During the last five years of Nationalist administration, it was a case of the right hand not knowing what the left hand was doing in education. Teachers who opposed the comprehensive system were literally put aside and those who supported the system got one promotion after another. After 2013, many of these same individuals started to state publicly that the system is now not working.

By this I do not want to imply that what the Nationalists did in education was all wrong. There were many good initiatives, starting with university and continuing with MCAST. The same model that is working in the tertiary and upper secondary level should now be extended to our secondary schools. I think it is wrong to define its extension as segregation or constructing niches to cater for students failed by the system. On the contrary opening new niches in education can be the solution to our problems, as they will be offering a different type of education for different aptitudes of children. There are children who are gifted in academic subjects whilst others are gifted in vocational subjects. The State needs to give opportunities to one and all. Dragging them all in the same school equates to pedagogical madness.

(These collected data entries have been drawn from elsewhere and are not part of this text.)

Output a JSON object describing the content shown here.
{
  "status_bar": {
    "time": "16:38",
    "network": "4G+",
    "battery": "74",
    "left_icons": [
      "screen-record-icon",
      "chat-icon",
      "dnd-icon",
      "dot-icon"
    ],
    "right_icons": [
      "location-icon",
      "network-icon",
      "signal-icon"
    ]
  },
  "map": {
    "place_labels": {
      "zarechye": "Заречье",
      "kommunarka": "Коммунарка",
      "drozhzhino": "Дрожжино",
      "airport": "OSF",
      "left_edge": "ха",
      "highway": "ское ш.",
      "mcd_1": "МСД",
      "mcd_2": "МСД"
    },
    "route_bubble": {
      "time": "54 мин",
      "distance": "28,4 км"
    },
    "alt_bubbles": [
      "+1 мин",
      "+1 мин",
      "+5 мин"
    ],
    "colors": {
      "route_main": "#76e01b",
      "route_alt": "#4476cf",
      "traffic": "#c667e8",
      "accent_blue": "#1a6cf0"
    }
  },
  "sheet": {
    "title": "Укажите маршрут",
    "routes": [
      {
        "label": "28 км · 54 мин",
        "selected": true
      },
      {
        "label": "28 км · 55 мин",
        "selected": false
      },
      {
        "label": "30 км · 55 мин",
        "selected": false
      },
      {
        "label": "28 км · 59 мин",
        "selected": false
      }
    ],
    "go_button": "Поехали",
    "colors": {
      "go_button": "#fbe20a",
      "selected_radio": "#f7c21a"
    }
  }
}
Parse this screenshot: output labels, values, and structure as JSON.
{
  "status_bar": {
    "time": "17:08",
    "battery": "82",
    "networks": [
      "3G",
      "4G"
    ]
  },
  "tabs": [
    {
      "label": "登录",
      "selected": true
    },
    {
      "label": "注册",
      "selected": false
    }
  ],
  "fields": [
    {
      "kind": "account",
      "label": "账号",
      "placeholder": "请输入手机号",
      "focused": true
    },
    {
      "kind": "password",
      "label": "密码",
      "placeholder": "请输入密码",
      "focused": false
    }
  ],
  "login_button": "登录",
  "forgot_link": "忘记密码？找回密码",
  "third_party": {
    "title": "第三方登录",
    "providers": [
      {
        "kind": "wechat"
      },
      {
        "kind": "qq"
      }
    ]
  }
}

What the Nationalists need to do is not to attack new initiatives such as ALP, but to push forward successful educational models, which the current Minister does not want to embrace, but which are beneficial to our educational system. This includes home schooling. Ironically, the winning educational model is the conservative one. What Malta needs are specialised schools and students do not go to school on the basis of where they live but according to their academic or vocational preference. While having good state schools appears normal in Europe, this is not the case in Malta. Those European countries, like Germany, who have good academic schooling are also the countries with good vocational schools. Holland and Austria, for example, are developing vocational colleges for secondary school students from ages 14 to 19, specialising in one area, like mechanics, hairdressing or electronics.

These are the models that the Nationalist Opposition should be promoting and not failed Marxist theories in education that have led Malta nowhere and are the reason why our country has ended up with a high level of early school leavers without a sound knowledge in any field.